Ama satışlar sadece Japonya ile sınırlı değil. Asya, Avrupa ve ABD borsalarında da ciddi boyutlarda. Faiz oranları Almanya'da ve Amerika'da da hızla yükseldi. ABD 10 yıllıkları yüzde 2.0690'a kadar çıktı. ■ Küresel likiditenin hareketlendiğini, genel bir kâr realizasyonuna gidilmekte olduğunu, Güney Afrika Randı ve TL'nin en çok değer kaybeden para birimleri olmaları da yansıtıyor.
■ Böylesine bir satış dalgasında altına ve emtialara talep artmaması ise ilginç ve olumlu bir gelişme.
■ Türkiye'de faiz oranı yükselişte. 2 yıllık gösterge tahvil faizi 1 7 Mayıs'ta yüzde 4.58'e kadar inmişken dün yüzde 5.23'e yükseldi.

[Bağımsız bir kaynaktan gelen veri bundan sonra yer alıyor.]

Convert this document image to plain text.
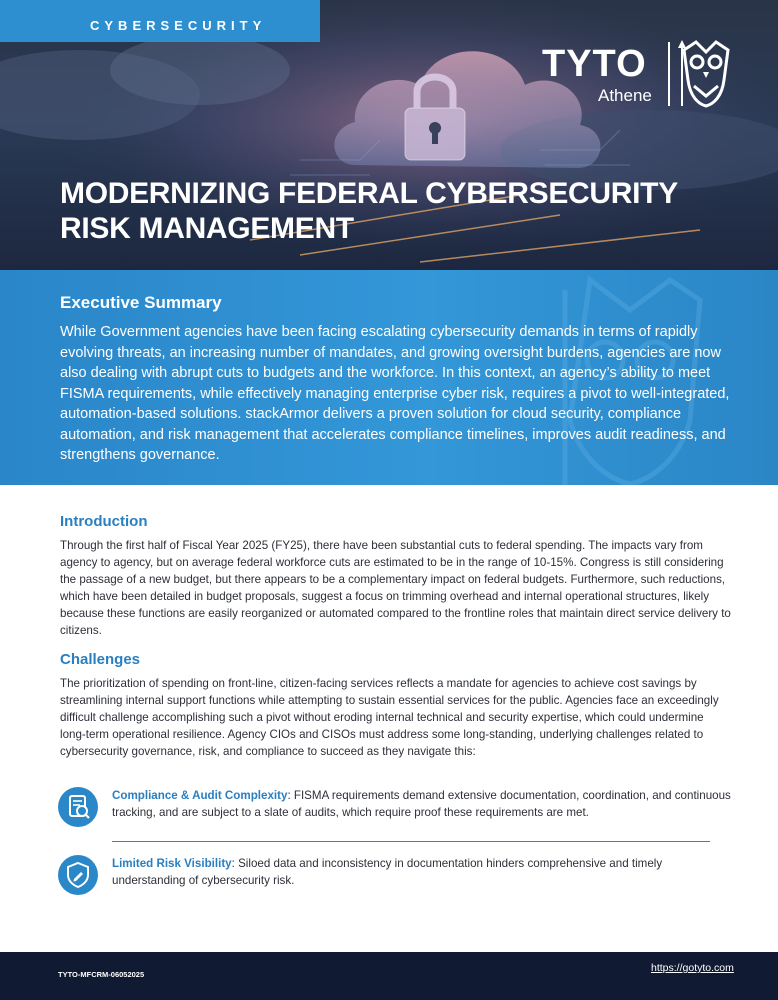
CYBERSECURITY
TYTO
Athene
MODERNIZING FEDERAL CYBERSECURITY
RISK MANAGEMENT
Executive Summary
While Government agencies have been facing escalating cybersecurity demands in terms of rapidly evolving threats, an increasing number of mandates, and growing oversight burdens, agencies are now also dealing with abrupt cuts to budgets and the workforce. In this context, an agency’s ability to meet FISMA requirements, while effectively managing enterprise cyber risk, requires a pivot to well-integrated, automation-based solutions. stackArmor delivers a proven solution for cloud security, compliance automation, and risk management that accelerates compliance timelines, improves audit readiness, and strengthens governance.
Introduction
Through the first half of Fiscal Year 2025 (FY25), there have been substantial cuts to federal spending. The impacts vary from agency to agency, but on average federal workforce cuts are estimated to be in the range of 10-15%. Congress is still considering the passage of a new budget, but there appears to be a complementary impact on federal budgets. Furthermore, such reductions, which have been detailed in budget proposals, suggest a focus on trimming overhead and internal operational structures, likely because these functions are easily reorganized or automated compared to the frontline roles that maintain direct service delivery to citizens.
Challenges
The prioritization of spending on front-line, citizen-facing services reflects a mandate for agencies to achieve cost savings by streamlining internal support functions while attempting to sustain essential services for the public. Agencies face an exceedingly difficult challenge accomplishing such a pivot without eroding internal technical and security expertise, which could undermine long-term operational resilience. Agency CIOs and CISOs must address some long-standing, underlying challenges related to cybersecurity governance, risk, and compliance to succeed as they navigate this:
Compliance & Audit Complexity: FISMA requirements demand extensive documentation, coordination, and continuous tracking, and are subject to a slate of audits, which require proof these requirements are met.
Limited Risk Visibility: Siloed data and inconsistency in documentation hinders comprehensive and timely understanding of cybersecurity risk.
TYTO-MFCRM-06052025
https://gotyto.com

Borsa İstanbul da önceki gün 93.398 ile rekor düzeye yükseldikten sonra dün yüzde 2.7 düşüşle 90.884'e kadar indi.
2013 yılının yaz dönemi kâr realizasyonu, en çok prim yapmış ülke olarak Japonya'dan başlamışsa gayet anlaşılır bir neden. Buradaki hareketler ürkütücü ama genel bir düzeltmenin başlaması aynı ölçüde ürkütücü değil. Bu sırada kredi notu yatırım yapılabilir düzeye çıkan tek ülke ve primlenen piyasa olan Türkiye piyasalarında erken harekete geçmeler ve benzer bir durum varsa endişe edecek bir şey yok demektir.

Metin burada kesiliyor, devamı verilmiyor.